• Dandelions grow in clumps on Cowbar, mainly near the paths where the grass is shorter.
  • It flowers early in the year and keeps going well into the autumn, with one of the longest flowering seasons of any plant.
  • Bees need dandelion as an early source of nectar when they come out of hibernation.
  • Its name is from the French ‘dent-de-lion’ meaning ‘lion’s tooth, because of the plant’s rough, tooth shaped leaves.
  • Egyptians, Greeks, Romans were all familiar with dandelions and they’ve been used in Chinese traditional medicines for over a thousand years. Folk medicine uses it to treat infections and liver disorders. Dandelion tea is a diuretic (makes you pee).
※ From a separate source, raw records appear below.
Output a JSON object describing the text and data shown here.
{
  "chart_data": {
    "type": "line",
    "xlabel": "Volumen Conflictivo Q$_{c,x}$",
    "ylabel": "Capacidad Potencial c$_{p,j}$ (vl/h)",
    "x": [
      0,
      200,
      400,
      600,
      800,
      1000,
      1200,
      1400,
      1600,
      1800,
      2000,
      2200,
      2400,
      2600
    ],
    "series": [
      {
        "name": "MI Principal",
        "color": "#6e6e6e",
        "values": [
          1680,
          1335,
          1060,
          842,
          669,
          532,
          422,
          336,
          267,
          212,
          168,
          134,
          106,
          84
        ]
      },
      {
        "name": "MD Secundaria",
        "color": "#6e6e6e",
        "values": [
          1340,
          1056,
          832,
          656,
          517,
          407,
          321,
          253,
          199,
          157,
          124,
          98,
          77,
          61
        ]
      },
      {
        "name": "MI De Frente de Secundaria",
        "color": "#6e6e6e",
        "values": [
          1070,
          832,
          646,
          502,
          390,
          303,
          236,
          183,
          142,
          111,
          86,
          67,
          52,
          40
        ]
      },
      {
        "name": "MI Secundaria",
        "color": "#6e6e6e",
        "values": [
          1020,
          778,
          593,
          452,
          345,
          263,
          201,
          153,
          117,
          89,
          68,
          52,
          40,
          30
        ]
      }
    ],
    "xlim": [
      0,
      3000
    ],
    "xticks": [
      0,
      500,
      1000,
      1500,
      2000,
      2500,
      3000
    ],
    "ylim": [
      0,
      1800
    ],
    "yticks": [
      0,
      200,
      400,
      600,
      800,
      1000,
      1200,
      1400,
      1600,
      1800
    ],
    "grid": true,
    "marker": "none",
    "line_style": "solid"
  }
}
Every part of the plant – root, leaves and flower, – is useful for food (e.g. dandelion honey), drink (tea and wine and beer) and medicine and dye.
  • Until the 1800s, people would pull grass out of their lawns to make way for dandelions and other useful ‘weeds’ such as chickweed and chamomile.
  • Dandelions improve soil by loosening it with their roots and adding calcium from their dying leaves. They also help improve acidic soil.
  • If you mow a lawn of dandelions, the plants will just grow back with shorter stems. They are survivors.
  • The flowers do not need to be pollinated to spread seed. The tiny seed parachutes can travel miles from the parent plant.